Stop at this `Rest Area’ for dark tales

Nicholos Wethington

From cannibalism to death to uppity hand puppets, Clay McLeod Chapman covers a wide variety of macabre subjects in his collection of twenty short stories titled “Rest Area.”

The title story tells of a father living at a rest area because he is searching for his daughter, Grace, after she disappears with the car keys months earlier. The man eats nothing but vending machine food, lives in his car, and shows visitors to the rest area a smudged and photocopied picture of his daughter, asking if they’ve seen her.

Following suit in a rather hilarious tone, “Chatterbox” explores the relationship between a ventriloquist and his wooden dummy, who is quite jealous of the fact that the ventriloquist has a wife, and scolds him accordingly.

Chapman takes a few breaks from his dark comedic style and writes seriously about war in “And Mothers Stepped Over Their Sons,” about hearing loss in “The Wheels on the Bus Go,” and disability in “Spoonfed.”

The darkest and most bizarre of the stories is “The Man Corn Triptych,” a three-part story that maps the tale of a corn farmer and his family slowly starving to death. The first part gives the father’s perspective, the second the daughter’s, and the third is from the perspective of a hunter who finds their bones years later.

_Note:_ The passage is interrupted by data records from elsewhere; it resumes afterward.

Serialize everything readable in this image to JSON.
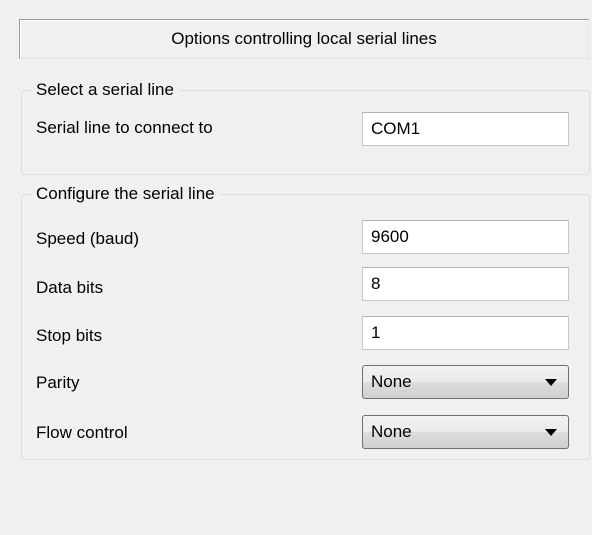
{
  "header": {
    "title": "Options controlling local serial lines"
  },
  "select_group": {
    "legend": "Select a serial line",
    "line_label": "Serial line to connect to",
    "line_value": "COM1"
  },
  "config_group": {
    "legend": "Configure the serial line",
    "speed_label": "Speed (baud)",
    "speed_value": "9600",
    "databits_label": "Data bits",
    "databits_value": "8",
    "stopbits_label": "Stop bits",
    "stopbits_value": "1",
    "parity_label": "Parity",
    "parity_value": "None",
    "flow_label": "Flow control",
    "flow_value": "None"
  },
  "icons": {
    "dropdown": "chevron-down-icon"
  }
}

My favorite story of the bunch was “Second Helping,” the story of a Bear Scout troop becoming a bit more occult and scary than the boys in “The Lord of The Flies.” The scouts end up cooking their scoutmaster over a fire and become a bizarre and cannibalistic cult that roams the woods eating campers and conducting gruesome rituals.

I was genuinely on the edge of my seat while reading this book. Chapman is an excellent storyteller, and manages to write about both very dark and funny – and very serious and emotional – issues, all with the same descriptive and spellbinding style.

The most macabre of the tales live up to the gruesome legacy of Edgar Allen Poe. Chapman shows off his diversity as a writer, however, when he examines tender issues with an almost philosophical wit.

The narrative style of many of the tales was that of a first-person, past-tense narrative. This gave it a very ghost-story-like feeling, and at times it was almost as if the speaker was really talking to me.

Chapman does a wonderful job captivating the reader from the very first line of each story, and he doesn’t falter throughout the entire book.

His writing style is tastefully descriptive, and he manages to create complex characters with just a small amount of writing.

The only part of the entire work that I found disappointing was the fact that he recycled some of the themes of the stories; “Second Helping” and “The Man Corn Triptych” were both about starvation, and “Michelle” and “Correspondence of Corpses” were of murderers who used similar methods to kill their victims.

“Rest Area” would definitely garner an “R” rating for many of the stories, so those who may be shocked or offended by explicit and perverse sexuality or graphic descriptions of violence may want to sit this one out.

The reader looking for a shocking, captivating, and surreal masterpiece will find just that in this cornucopia of simultaneously dark and sensitive tales.